Bizarrely (to my eyes) she claims to find socialising difficult herself. Maybe internally it feels/is true to her, but from where I'm standing it looks like she loves to be in a social whirl of people. I can't believe she suffers the same frozen agonies that I experience.

If we do meet up 1-2-1, she always uses her phone or laptop a lot at the same time, and maybe that's old-fashioned of me, but I feel offended by it - well, not offended - but like I'm not interesting enough or fun to be around. Which may well be true.

So weighing it all up, stress vs pleasure in her company, I came to realise the former far outweighed the latter and have let things drift. It's perhaps a cowardly way out, but there's nothing to row about or confront really, just I don't feel we have much in common and that I'm there to make up the numbers rather than she really likes me.

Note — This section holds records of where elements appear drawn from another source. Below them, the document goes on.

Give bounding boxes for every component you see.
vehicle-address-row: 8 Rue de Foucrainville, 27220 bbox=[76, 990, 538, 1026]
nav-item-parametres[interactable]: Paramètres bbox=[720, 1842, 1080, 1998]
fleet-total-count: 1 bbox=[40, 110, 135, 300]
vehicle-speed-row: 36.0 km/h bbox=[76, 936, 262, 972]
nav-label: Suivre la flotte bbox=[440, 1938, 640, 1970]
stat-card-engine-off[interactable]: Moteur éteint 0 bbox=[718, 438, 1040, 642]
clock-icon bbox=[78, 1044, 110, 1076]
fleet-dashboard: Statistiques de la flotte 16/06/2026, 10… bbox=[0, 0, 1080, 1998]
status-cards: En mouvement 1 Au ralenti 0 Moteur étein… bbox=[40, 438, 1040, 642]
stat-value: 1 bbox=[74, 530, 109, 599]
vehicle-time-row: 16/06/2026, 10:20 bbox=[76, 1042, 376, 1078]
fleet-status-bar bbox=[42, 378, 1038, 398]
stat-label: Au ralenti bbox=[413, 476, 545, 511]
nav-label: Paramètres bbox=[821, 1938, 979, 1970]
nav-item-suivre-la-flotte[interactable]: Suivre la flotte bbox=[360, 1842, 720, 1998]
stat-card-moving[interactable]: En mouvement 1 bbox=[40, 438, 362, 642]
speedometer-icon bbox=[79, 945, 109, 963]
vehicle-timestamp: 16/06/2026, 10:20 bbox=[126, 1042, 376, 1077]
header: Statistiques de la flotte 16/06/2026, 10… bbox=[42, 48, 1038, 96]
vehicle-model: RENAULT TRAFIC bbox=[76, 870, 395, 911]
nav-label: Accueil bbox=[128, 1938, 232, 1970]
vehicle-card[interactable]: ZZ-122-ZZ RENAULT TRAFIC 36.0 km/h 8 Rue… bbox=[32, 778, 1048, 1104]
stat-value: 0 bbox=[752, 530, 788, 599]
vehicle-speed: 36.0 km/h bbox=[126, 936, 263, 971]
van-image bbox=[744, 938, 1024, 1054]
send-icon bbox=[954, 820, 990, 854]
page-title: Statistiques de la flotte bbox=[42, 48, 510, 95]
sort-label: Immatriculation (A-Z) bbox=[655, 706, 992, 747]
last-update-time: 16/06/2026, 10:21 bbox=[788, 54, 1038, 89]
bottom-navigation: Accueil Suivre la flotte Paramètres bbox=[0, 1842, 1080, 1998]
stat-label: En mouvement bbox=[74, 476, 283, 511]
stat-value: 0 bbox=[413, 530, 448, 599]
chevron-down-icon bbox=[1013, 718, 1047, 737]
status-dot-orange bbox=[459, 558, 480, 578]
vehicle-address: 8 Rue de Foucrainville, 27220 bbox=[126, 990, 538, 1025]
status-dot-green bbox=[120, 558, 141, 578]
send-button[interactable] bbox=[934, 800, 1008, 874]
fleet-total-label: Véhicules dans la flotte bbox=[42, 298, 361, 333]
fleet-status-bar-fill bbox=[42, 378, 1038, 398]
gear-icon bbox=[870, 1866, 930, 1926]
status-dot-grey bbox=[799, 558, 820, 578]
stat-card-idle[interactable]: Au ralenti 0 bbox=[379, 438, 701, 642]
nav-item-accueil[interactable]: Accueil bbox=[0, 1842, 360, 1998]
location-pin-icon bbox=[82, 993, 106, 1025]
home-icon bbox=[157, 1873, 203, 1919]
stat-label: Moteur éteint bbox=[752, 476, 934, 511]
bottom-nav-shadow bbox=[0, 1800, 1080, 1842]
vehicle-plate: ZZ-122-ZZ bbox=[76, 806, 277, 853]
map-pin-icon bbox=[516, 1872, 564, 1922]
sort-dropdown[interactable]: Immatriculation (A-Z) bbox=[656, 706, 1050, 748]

And who needs that? I have already plenty of long-established reasons to doubt my own likeability/loveability.

But she evidently realised I've created distance and texted me recently inviting me to yet another thing with a jolly crew of campers, and asking if I was upset with her. I replied just saying that I'm rubbish at keeping in touch and there we've left it.

But the above is why.

Follow-up
Follow-up

Friday, March 08, 2013

International Women's Day

A few links:

The IWD website

A fantastic world map of women's political rights in the Guardian: New Zealand gave women the right to vote in 1893 and other fascinating facts.

A celebration of Lily Parr at the F-Word, a First World War era female footballer. The FA banned women from play on their grounds as the war came to a close and men's football restarted: sport was damaging to women's health apparently! But Lily Parr was not deterred.

And a nice piece about the damsel in distress as appearing in video games from Feminist Frequency.

I need to add John Scalzi's piece about white male privilege, which I think explains so much of  'privilege' theory so elegantly: lowest difficulty setting.








Thursday, March 07, 2013

Hy

Driving today, I got stuck behind a van emblazoned with the legend 'Hydra Logistics'. I amused myself visualising a scene a la Percy Jackson, with a barely contained Hydra in the back...


The driver was probably going so slowly as to not bump or swing the beast and piss it off.

Monday, February 25, 2013

It's the simple things

When walking the dog in the bitterly cold, I like going out on the more exposed path along the river-side, and then returning by the sheltered path behind the hedge. It makes the walk back feel warm in comparison, like I could sit out and have a picnic.

I like watching the skies. And cats. I went through all the photos on my laptop and realised I have many many folders labelled 'skies & cats'. The children crop up a lot too (I add hurriedly).

I like hot toasted sandwiches with chocolate spread and bananas.

I like the way that my DMs creak when I walk.


Saturday, February 16, 2013

Frogtastic



I love this frog, with a deep and abiding passion.

Friday, February 15, 2013

Tuesday, February 12, 2013

Unappeeling

It takes a special kind of mentality to sit there and moan about orange peel that you yourself dropped under the desk still being there, instead of picking the damned stuff up in the first place when it happened, or later when you noticed it again.

Your office has a cleaner, oh yes, so you suddenly lose the ability to pick up your own mess? Fingers suffering a bad case of fucking-lazyitis.